During the procedure, the filter is placed in the inferior vena cava vein, the body's largest vein, and serves to catch clots migrating from other parts of the body before they can get to the heart or lungs and potentially cause a life-threatening condition called a pulmonary embolism (PE).

Though the filters are only recommended for patients who cannot use anticoagulants, the study found that anticoagulant use was actually greater in patients who had undergone filter placement than in patients who had not received filters. This finding implies that IVC filters are frequently used in cases that do not meet the criteria of clinical practice guidelines.

This is a cause for concern, as the study also found that patients who received filters experienced higher rates of subsequent hospitalization and hospital readmission than those without filters. Other publications in the medical literature reveal that many experts believe that IVC filters are used too often.

In general, IVC filters are designed to be removed when they are no longer needed.

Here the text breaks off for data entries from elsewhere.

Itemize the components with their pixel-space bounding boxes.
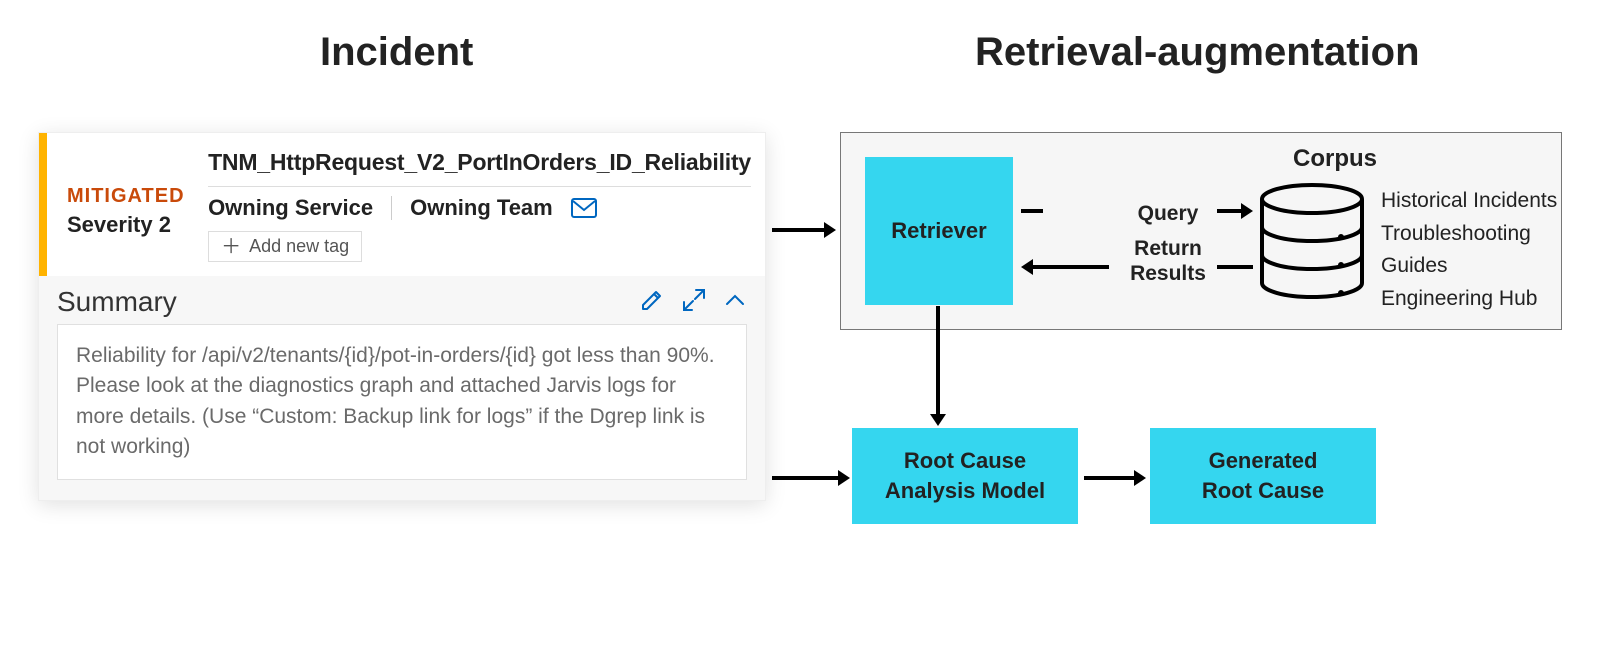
summary-actions <box>639 287 747 318</box>
status-column: MITIGATED Severity 2 <box>61 143 208 262</box>
incident-heading: Incident <box>320 30 473 75</box>
separator <box>391 196 392 220</box>
corpus-item: Troubleshooting Guides <box>1381 218 1561 283</box>
incident-header: MITIGATED Severity 2 TNM_HttpRequest_V2_… <box>39 133 765 276</box>
add-tag-button[interactable]: ＋ Add new tag <box>208 231 362 262</box>
retrieval-diagram: Retriever Query Return Results Corpus <box>840 132 1562 602</box>
severity-label: Severity 2 <box>67 212 208 238</box>
owning-service-label: Owning Service <box>208 195 373 221</box>
return-label: Return <box>1119 236 1217 261</box>
retrieval-heading: Retrieval-augmentation <box>975 30 1420 75</box>
rca-model-node: Root Cause Analysis Model <box>852 428 1078 524</box>
rca-model-label: Root Cause Analysis Model <box>885 446 1045 505</box>
database-icon <box>1257 183 1367 306</box>
corpus-list: Historical Incidents Troubleshooting Gui… <box>1381 185 1561 315</box>
title-column: TNM_HttpRequest_V2_PortInOrders_ID_Relia… <box>208 143 751 262</box>
generated-root-cause-node: Generated Root Cause <box>1150 428 1376 524</box>
owning-row: Owning Service Owning Team <box>208 187 751 221</box>
incident-card: MITIGATED Severity 2 TNM_HttpRequest_V2_… <box>38 132 766 501</box>
generated-root-cause-label: Generated Root Cause <box>1202 446 1324 505</box>
expand-icon[interactable] <box>681 287 707 318</box>
query-return-labels: Query Return Results <box>1119 201 1217 287</box>
arrow-incident-to-retriever <box>772 220 836 240</box>
incident-title: TNM_HttpRequest_V2_PortInOrders_ID_Relia… <box>208 149 751 187</box>
collapse-chevron-icon[interactable] <box>723 288 747 317</box>
status-badge: MITIGATED <box>67 185 208 208</box>
plus-icon: ＋ <box>221 237 241 257</box>
arrow-incident-to-rca <box>772 468 850 488</box>
summary-body: Reliability for /api/v2/tenants/{id}/pot… <box>57 324 747 480</box>
summary-section: Summary Reliability for /api/v2/tenants/… <box>39 276 765 500</box>
query-label: Query <box>1119 201 1217 226</box>
corpus-item: Historical Incidents <box>1381 185 1561 218</box>
retriever-node: Retriever <box>865 157 1013 305</box>
add-tag-label: Add new tag <box>249 236 349 257</box>
summary-heading: Summary <box>57 286 177 318</box>
retrieval-box: Retriever Query Return Results Corpus <box>840 132 1562 330</box>
results-label: Results <box>1119 261 1217 286</box>
corpus-label: Corpus <box>1293 145 1377 173</box>
edit-icon[interactable] <box>639 287 665 318</box>
mail-icon[interactable] <box>571 198 597 218</box>
arrow-retriever-to-rca <box>928 306 948 426</box>
corpus-item: Engineering Hub <box>1381 283 1561 316</box>
arrow-rca-to-generated <box>1084 468 1146 488</box>
owning-team-label: Owning Team <box>410 195 553 221</box>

Removal is important because the filters themselves can eventually cause DVT. Complications such as filter migration are also possible.

In agreement with previous research on removal rates, the study found that filters were removed in only a small percentage of patients. Removal occurred in six percent of patients who received filters because of a history of DVT or PE, and 16 percent of those who had filters to prevent DVT or PE following surgery.

"Given that IVC filters were associated with greater rather than diminished use of anticoagulants, our research suggests that IVC filters may be overused," said Mitchel Seleznick, MD, MPH, lead author of the study and medical director, CarePlus, a Humana affiliate. "In addition, the low rates of filter removal indicate that patients may be at unnecessary risk of filter-induced DVT."

"These real-world findings confirm what previous research has reported for patients in academic medical centers," said Laura Happe, PharmD, MPH, director of research and publications at Humana. "This study, which joins a growing body of research, underscores the need for closer compliance with clinical practice guidelines for IVC filters."

In the United States, one or two of every 1,000 individuals develops either DVT or PE each year, and approximately one third of these cases will experience another DVT or PE within 10 years.

The study evaluated a managed care population with Humana health care coverage from 2013 to 2014. This included 435 recipients of prophylactic IVC filters, 4,376 recipients of therapeutic IVC filters, and two control groups, each matched to filter recipients.